Krzanich has been recognized for Intel’s strong advances in manufacturing to meet Intel’s chip road map, Brookwood said. Manufacturing is key to Intel’s success as the company further dives into the mobile market, Brookwood said.
“Intel’s a powerhouse, so much of what they do is tied to manufacturing. Krzanich is good at that and he’s good at communicating with external audiences,” Brookwood said.
Intel’s past CEOs have been appointed at turning points in the company’s history and Krzanich has an edge in that regard because of the company’s strength in manufacturing, said Dean McCarron, principal analyst at Mercury Research.
Otellini fixed a faltering chip road map and helped usher in the mobile era, but margins on chips are falling, McCarron said. Intel’s bread-and-butter may remain chips, but future profitability could be in effectively using the manufacturing assets to make chips for Intel and also other companies. High-capacity usage of the manufacturing assets could generate revenue for Intel.
“We’ve got a shift here happening, which is we’re in a difficult economic environment,” McCarron said. “That means that for the company to continue to perform well, the focus needs to be the nuts and bolts on operating the company.”
Intel could expand its foundry commitment and start taking big orders from third parties to make chips within the next two years, McCarron said.
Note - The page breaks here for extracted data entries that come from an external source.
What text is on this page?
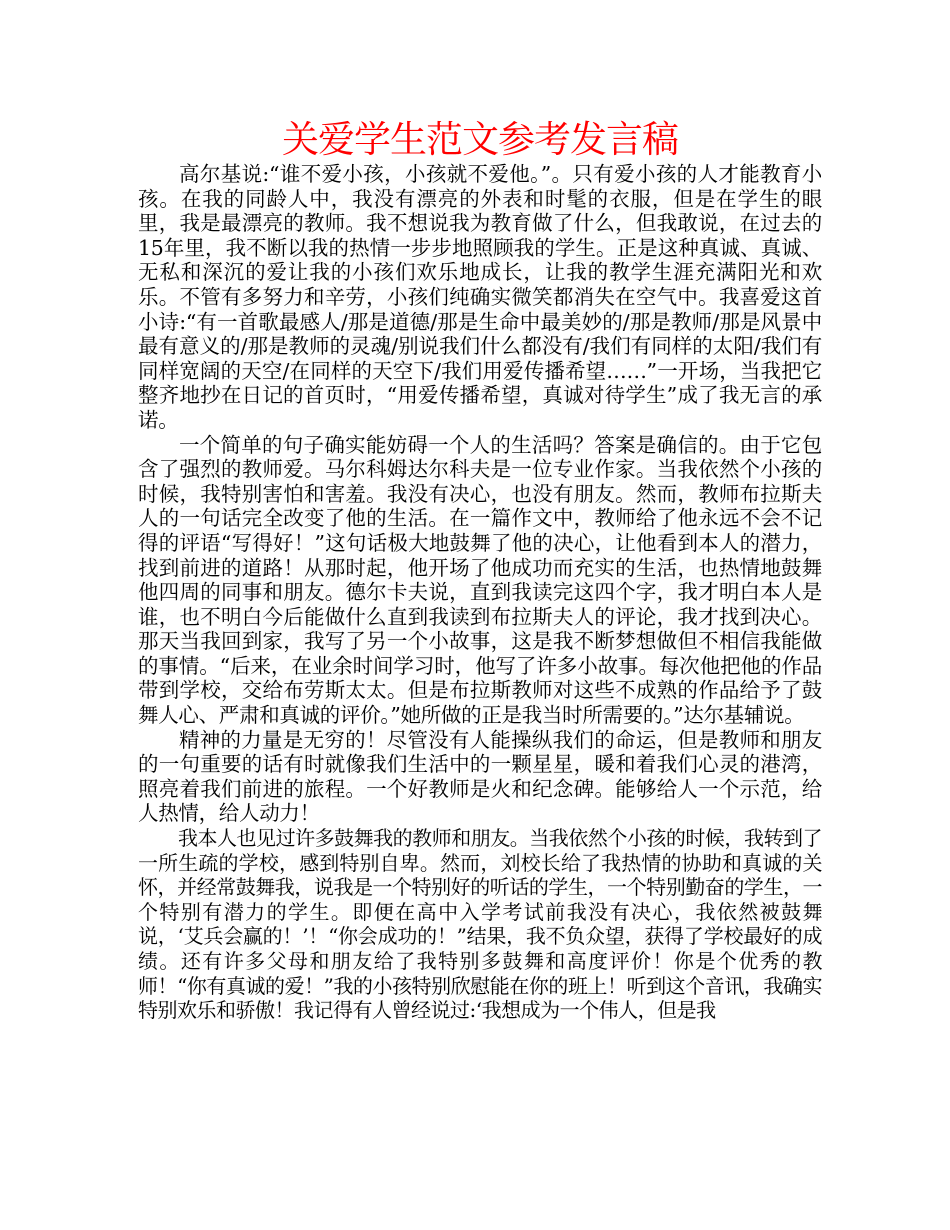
关爱学生范文参考发言稿

高尔基说:“谁不爱小孩，小孩就不爱他。”。只有爱小孩的人才能教育小孩。在我的同龄人中，我没有漂亮的外表和时髦的衣服，但是在学生的眼里，我是最漂亮的教师。我不想说我为教育做了什么，但我敢说，在过去的15年里，我不断以我的热情一步步地照顾我的学生。正是这种真诚、真诚、无私和深沉的爱让我的小孩们欢乐地成长，让我的教学生涯充满阳光和欢乐。不管有多努力和辛劳，小孩们纯确实微笑都消失在空气中。我喜爱这首小诗:“有一首歌最感人/那是道德/那是生命中最美妙的/那是教师/那是风景中最有意义的/那是教师的灵魂/别说我们什么都没有/我们有同样的太阳/我们有同样宽阔的天空/在同样的天空下/我们用爱传播希望……”一开场，当我把它整齐地抄在日记的首页时，“用爱传播希望，真诚对待学生”成了我无言的承诺。

一个简单的句子确实能妨碍一个人的生活吗？答案是确信的。由于它包含了强烈的教师爱。马尔科姆达尔科夫是一位专业作家。当我依然个小孩的时候，我特别害怕和害羞。我没有决心，也没有朋友。然而，教师布拉斯夫人的一句话完全改变了他的生活。在一篇作文中，教师给了他永远不会不记得的评语“写得好！”这句话极大地鼓舞了他的决心，让他看到本人的潜力，找到前进的道路！从那时起，他开场了他成功而充实的生活，也热情地鼓舞他四周的同事和朋友。德尔卡夫说，直到我读完这四个字，我才明白本人是谁，也不明白今后能做什么直到我读到布拉斯夫人的评论，我才找到决心。那天当我回到家，我写了另一个小故事，这是我不断梦想做但不相信我能做的事情。“后来，在业余时间学习时，他写了许多小故事。每次他把他的作品带到学校，交给布劳斯太太。但是布拉斯教师对这些不成熟的作品给予了鼓舞人心、严肃和真诚的评价。”她所做的正是我当时所需要的。”达尔基辅说。

精神的力量是无穷的！尽管没有人能操纵我们的命运，但是教师和朋友的一句重要的话有时就像我们生活中的一颗星星，暖和着我们心灵的港湾，照亮着我们前进的旅程。一个好教师是火和纪念碑。能够给人一个示范，给人热情，给人动力！

我本人也见过许多鼓舞我的教师和朋友。当我依然个小孩的时候，我转到了一所生疏的学校，感到特别自卑。然而，刘校长给了我热情的协助和真诚的关怀，并经常鼓舞我，说我是一个特别好的听话的学生，一个特别勤奋的学生，一个特别有潜力的学生。即便在高中入学考试前我没有决心，我依然被鼓舞说，‘艾兵会赢的！’！“你会成功的！”结果，我不负众望，获得了学校最好的成绩。还有许多父母和朋友给了我特别多鼓舞和高度评价！你是个优秀的教师！“你有真诚的爱！”我的小孩特别欣慰能在你的班上！听到这个音讯，我确实特别欢乐和骄傲！我记得有人曾经说过:‘我想成为一个伟人，但是我
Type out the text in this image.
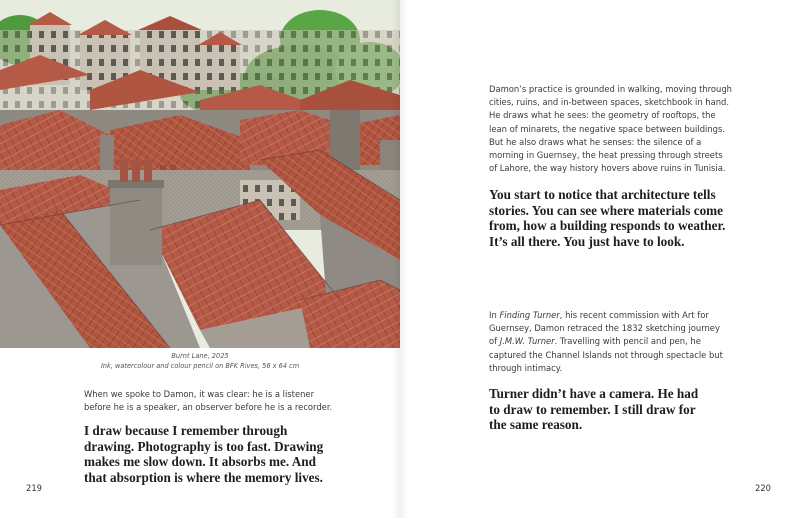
Burnt Lane, 2025
Ink, watercolour and colour pencil on BFK Rives, 56 x 64 cm
When we spoke to Damon, it was clear: he is a listener
before he is a speaker, an observer before he is a recorder.
I draw because I remember through
drawing. Photography is too fast. Drawing
makes me slow down. It absorbs me. And
that absorption is where the memory lives.
219
Damon’s practice is grounded in walking, moving through
cities, ruins, and in-between spaces, sketchbook in hand.
He draws what he sees: the geometry of rooftops, the
lean of minarets, the negative space between buildings.
But he also draws what he senses: the silence of a
morning in Guernsey, the heat pressing through streets
of Lahore, the way history hovers above ruins in Tunisia.
You start to notice that architecture tells
stories. You can see where materials come
from, how a building responds to weather.
It’s all there. You just have to look.
In Finding Turner, his recent commission with Art for
Guernsey, Damon retraced the 1832 sketching journey
of J.M.W. Turner. Travelling with pencil and pen, he
captured the Channel Islands not through spectacle but
through intimacy.
Turner didn’t have a camera. He had
to draw to remember. I still draw for
the same reason.
220
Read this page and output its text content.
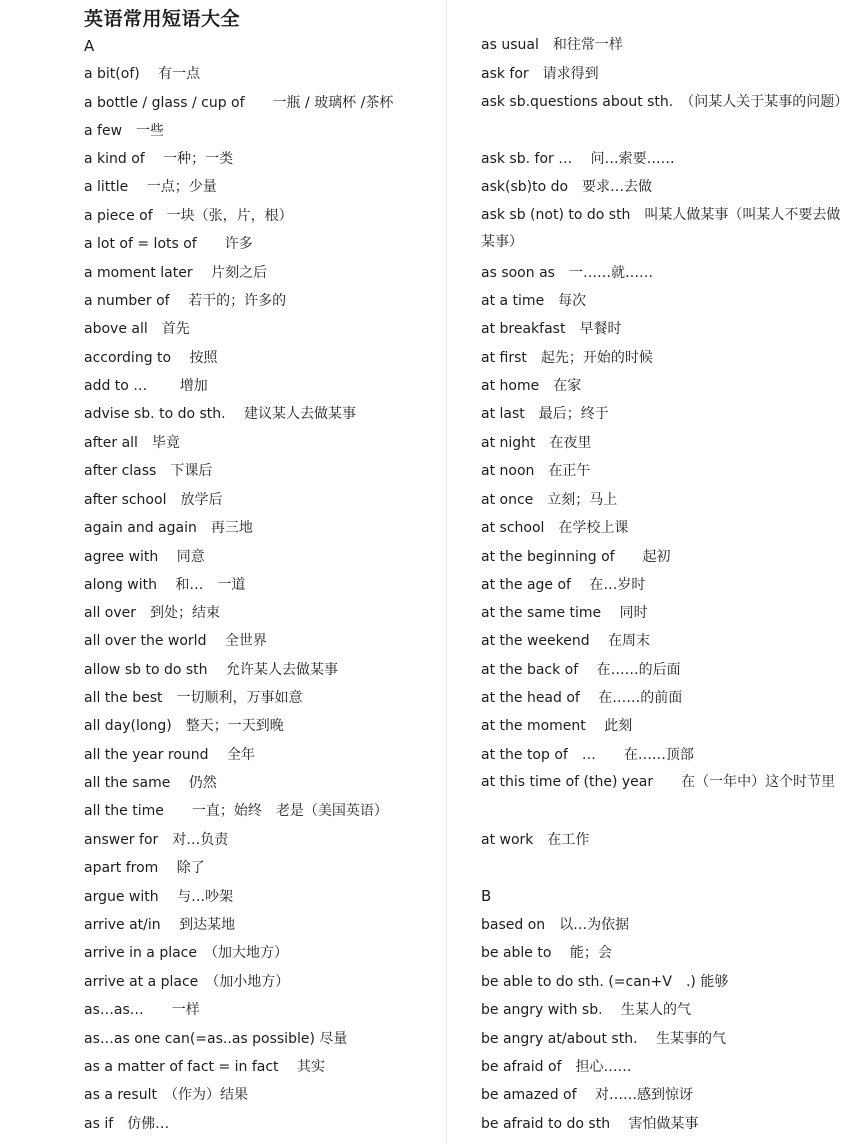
英语常用短语大全
A
a bit(of)　 有一点
a bottle / glass / cup of　　一瓶 / 玻璃杯 /茶杯
a few　一些
a kind of　 一种；一类
a little　 一点；少量
a piece of　一块（张，片，根）
a lot of = lots of　　许多
a moment later　 片刻之后
a number of　 若干的；许多的
above all　首先
according to　 按照
add to …　　 增加
advise sb. to do sth.　 建议某人去做某事
after all　毕竟
after class　下课后
after school　放学后
again and again　再三地
agree with　 同意
along with　 和…　一道
all over　到处；结束
all over the world　 全世界
allow sb to do sth　 允许某人去做某事
all the best　一切顺利，万事如意
all day(long)　整天；一天到晚
all the year round　 全年
all the same　 仍然
all the time　　一直；始终　老是（美国英语）
answer for　对…负责
apart from　 除了
argue with　 与…吵架
arrive at/in　 到达某地
arrive in a place　（加大地方）
arrive at a place　（加小地方）
as…as…　　一样
as…as one can(=as..as possible) 尽量
as a matter of fact = in fact　 其实
as a result　（作为）结果
as if　仿佛…
as usual　和往常一样
ask for　请求得到
ask sb.questions about sth.　（问某人关于某事的问题）
ask sb. for …　 问…索要……
ask(sb)to do　要求…去做
ask sb (not) to do sth　叫某人做某事（叫某人不要去做某事）
as soon as　一……就……
at a time　每次
at breakfast　早餐时
at first　起先；开始的时候
at home　在家
at last　最后；终于
at night　在夜里
at noon　在正午
at once　立刻；马上
at school　在学校上课
at the beginning of　　起初
at the age of　 在…岁时
at the same time　 同时
at the weekend　 在周末
at the back of　 在……的后面
at the head of　 在……的前面
at the moment　 此刻
at the top of　…　　在……顶部
at this time of (the) year　　在（一年中）这个时节里
at work　在工作
B
based on　以…为依据
be able to　 能；会
be able to do sth. (=can+V　.) 能够
be angry with sb.　 生某人的气
be angry at/about sth.　 生某事的气
be afraid of　担心……
be amazed of　 对……感到惊讶
be afraid to do sth　 害怕做某事
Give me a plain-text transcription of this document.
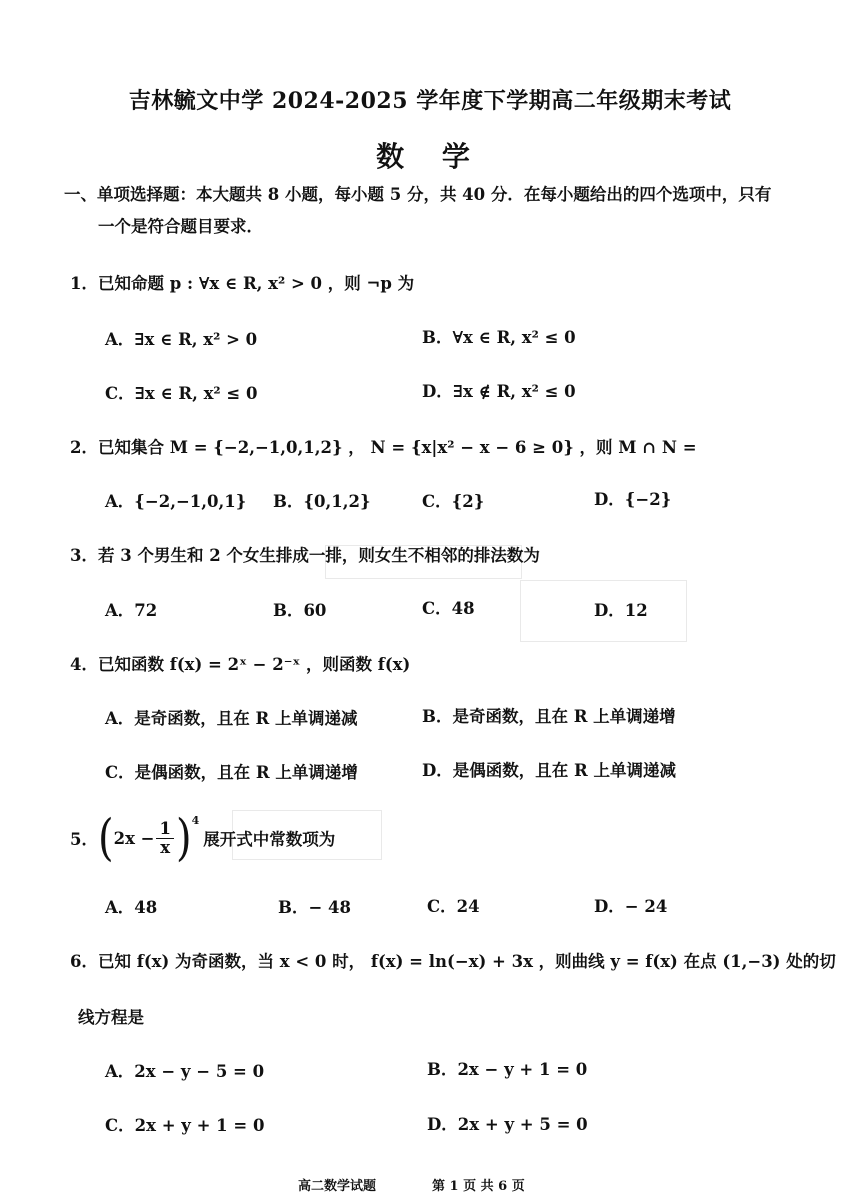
吉林毓文中学 2024-2025 学年度下学期高二年级期末考试
数 学
一、单项选择题：本大题共 8 小题，每小题 5 分，共 40 分．在每小题给出的四个选项中，只有
一个是符合题目要求．
1．已知命题 p : ∀x ∈ R, x² > 0 ，则 ¬p 为
A．∃x ∈ R, x² > 0	B．∀x ∈ R, x² ≤ 0
C．∃x ∈ R, x² ≤ 0	D．∃x ∉ R, x² ≤ 0
2．已知集合 M = {−2,−1,0,1,2} ， N = {x|x² − x − 6 ≥ 0} ，则 M ∩ N =
A．{−2,−1,0,1} B．{0,1,2}	C．{2}	D．{−2}
3．若 3 个男生和 2 个女生排成一排，则女生不相邻的排法数为
A．72	B．60	C．48	D．12
4．已知函数 f(x) = 2ˣ − 2⁻ˣ ，则函数 f(x)
A．是奇函数，且在 R 上单调递减	B．是奇函数，且在 R 上单调递增
C．是偶函数，且在 R 上单调递增	D．是偶函数，且在 R 上单调递减
5． ( $2x - \frac{1}{x}$ ) 4
展开式中常数项为
A．48	B．− 48	C．24	D．− 24
6．已知 f(x) 为奇函数，当 x < 0 时， f(x) = ln(−x) + 3x ，则曲线 y = f(x) 在点 (1,−3) 处的切
线方程是
A．2x − y − 5 = 0	B．2x − y + 1 = 0
C．2x + y + 1 = 0	D．2x + y + 5 = 0
高二数学试题	第 1 页 共 6 页
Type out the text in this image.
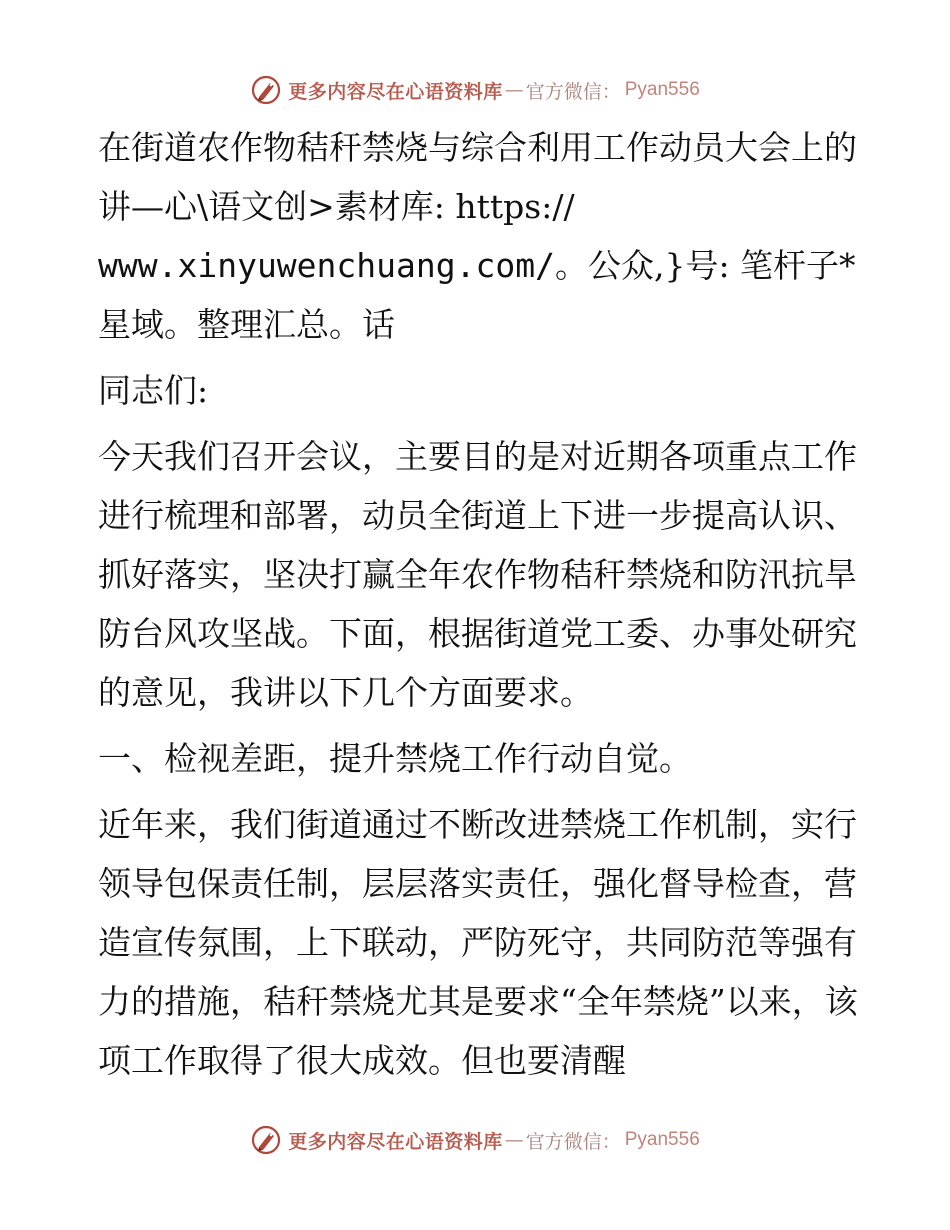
更多内容尽在心语资料库 — 官方微信： Pyan556

在街道农作物秸秆禁烧与综合利用工作动员大会上的讲—心\语文创>素材库: https://
www.xinyuwenchuang.com/。公众,}号: 笔杆子*星域。整理汇总。话

同志们:

今天我们召开会议，主要目的是对近期各项重点工作进行梳理和部署，动员全街道上下进一步提高认识、抓好落实，坚决打赢全年农作物秸秆禁烧和防汛抗旱防台风攻坚战。下面，根据街道党工委、办事处研究的意见，我讲以下几个方面要求。

一、检视差距，提升禁烧工作行动自觉。

近年来，我们街道通过不断改进禁烧工作机制，实行领导包保责任制，层层落实责任，强化督导检查，营造宣传氛围，上下联动，严防死守，共同防范等强有力的措施，秸秆禁烧尤其是要求“全年禁烧”以来，该项工作取得了很大成效。但也要清醒

更多内容尽在心语资料库 — 官方微信： Pyan556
Intel already makes FPGAs (field-programmable gate arrays) in small volumes for third parties on its 22-nanometer manufacturing process, which is considered the industry’s most advanced.
Another internal candidate who may be considered is Dadi Perlmutter, an executive vice president who runs the Intel Architecture Group, which is responsible for chip design. Outside candidates such as Pat Gelsinger, an ex-Intel executive and now CEO at VMware, may be considered for the role, but analysts said Gelsinger will likely not rejoin Intel.
Otellini became Intel CEO just as the company was losing processor market share to rival Advanced Micro Devices and struggling with chip development. Otellini put in place a tick-tock strategy to update chips on a yearly basis, which stabilized the product research, development and chip manufacturing cycles.
Otellini also diversified the company’s operations through acquisitions of companies such as Wind River and McAfee, which at the time was considered an unexpected move. Intel is now adapting McAfee’s products to add on-chip security features. Intel also acquired Fulcrum, Qlogic’s InfiniBand assets and Cray’s high-performance computing interconnect assets, with which the company is growing its networking, storage and server presence in data centers. Intel also bought wireless assets from Infineon, which will be used in Atom processors for smartphones and tablets.
Intel’s acquisitions under Otellini were strategically sound and more relevant than acquisitions made by Intel under Barrett, said Insight 64’s Brookwood.
Otellini also guided Intel through multiple antitrust cases and helped the company grow in the PC market. Apple shifted from the PowerPC processors to x86 chips in 2005 and 2006.
But Otellini made his mistakes, among them failing to see the quick development of the mobile market and the company’s ultrabooks initiative has been a disappointment, analysts said. The PC market started slowing down due to alternative computing devices like tablets and smartphones and in an attempt to renew the PC market, Intel pushed ultrabooks as a new category of thin-and-light laptops with tablet features.
“Otellini was a big cheerleader for ultrabooks, but ultrabooks aren’t looking as shiny as they did a year ago,” Brookwood said.
Otellini to his credit speeded up Atom’s chip development to tackle ARM, but Intel has a long way to go before making an impact in tablets and smartphones, analysts said.
ARM dominates smartphones and tablets with its low-power processors, while Intel has failed to catch up with its x86 processors, said Roger Kay, president of Endpoint Technologies Associates.
“I think Paul committed the company to its own x86 architecture at a time when an alternative was taking root in the market,” Kay said.